Grafana API returns 401/403 — Verify the API token has Viewer permissions. Service accounts require Viewer role on all folders containing in-scope dashboards. Admin-level tokens are not required for read-only audit.

Prometheus API unreachable — Check network connectivity and reverse proxy configuration. Verify the base URL includes the correct path prefix if Prometheus runs behind a subpath.

Empty dashboard inventory — Grafana API search returns paginated results. Increase the limit parameter or paginate. Folder-level permissions can hide dashboards from restricted tokens.

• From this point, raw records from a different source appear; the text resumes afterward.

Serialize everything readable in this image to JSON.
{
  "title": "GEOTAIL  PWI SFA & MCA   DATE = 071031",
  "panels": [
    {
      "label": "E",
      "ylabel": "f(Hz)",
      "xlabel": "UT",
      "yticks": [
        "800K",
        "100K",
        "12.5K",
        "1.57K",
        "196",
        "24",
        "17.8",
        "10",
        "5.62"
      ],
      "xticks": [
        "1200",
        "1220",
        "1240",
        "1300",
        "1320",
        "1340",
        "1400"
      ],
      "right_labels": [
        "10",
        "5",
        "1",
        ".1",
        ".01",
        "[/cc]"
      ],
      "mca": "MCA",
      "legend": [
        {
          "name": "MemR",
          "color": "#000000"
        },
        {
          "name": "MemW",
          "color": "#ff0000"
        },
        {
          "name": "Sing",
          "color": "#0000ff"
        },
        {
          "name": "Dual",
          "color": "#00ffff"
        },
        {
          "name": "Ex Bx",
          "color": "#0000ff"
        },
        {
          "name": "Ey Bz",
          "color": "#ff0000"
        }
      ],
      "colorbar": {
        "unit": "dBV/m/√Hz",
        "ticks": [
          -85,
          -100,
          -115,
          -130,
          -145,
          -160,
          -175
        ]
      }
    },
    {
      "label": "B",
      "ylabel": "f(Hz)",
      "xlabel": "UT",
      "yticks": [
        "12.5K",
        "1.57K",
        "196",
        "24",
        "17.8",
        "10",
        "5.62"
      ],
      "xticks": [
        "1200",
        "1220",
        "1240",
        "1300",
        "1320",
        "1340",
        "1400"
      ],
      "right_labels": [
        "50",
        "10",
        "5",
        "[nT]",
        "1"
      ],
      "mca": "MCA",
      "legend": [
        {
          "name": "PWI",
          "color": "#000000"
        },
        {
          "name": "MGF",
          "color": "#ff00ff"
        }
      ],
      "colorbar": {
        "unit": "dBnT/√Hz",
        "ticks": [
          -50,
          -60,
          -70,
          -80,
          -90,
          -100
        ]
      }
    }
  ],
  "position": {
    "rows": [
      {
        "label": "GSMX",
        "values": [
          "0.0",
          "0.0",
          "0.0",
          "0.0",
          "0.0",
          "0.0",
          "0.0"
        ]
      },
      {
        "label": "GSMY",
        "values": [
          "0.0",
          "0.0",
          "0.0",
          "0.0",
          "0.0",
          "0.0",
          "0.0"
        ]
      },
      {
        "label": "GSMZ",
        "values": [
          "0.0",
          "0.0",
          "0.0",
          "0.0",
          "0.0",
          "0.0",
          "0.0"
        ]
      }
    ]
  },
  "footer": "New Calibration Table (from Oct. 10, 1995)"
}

PromQL queries reference absent metrics — SNMP exporter metric names change between exporter versions. Check exporter version and generator configuration when dashboards return no data.

Cardinality data not available — The TSDB status endpoint requires Prometheus 2.14+. If unavailable, estimate cardinality using count queries, though these are expensive on large installations.

SLA calculations differ from business reports — Time zone handling is the most common cause. Prometheus stores UTC timestamps. Verify all SLA dashboards use explicit UTC time ranges or a consistent time zone variable.

Alert rules exist in both Grafana and Prometheus — Grafana Unified Alerting coexists with Prometheus-native alerting. Audit both sources to avoid duplicate or conflicting coverage. Document which system is authoritative for each alert category.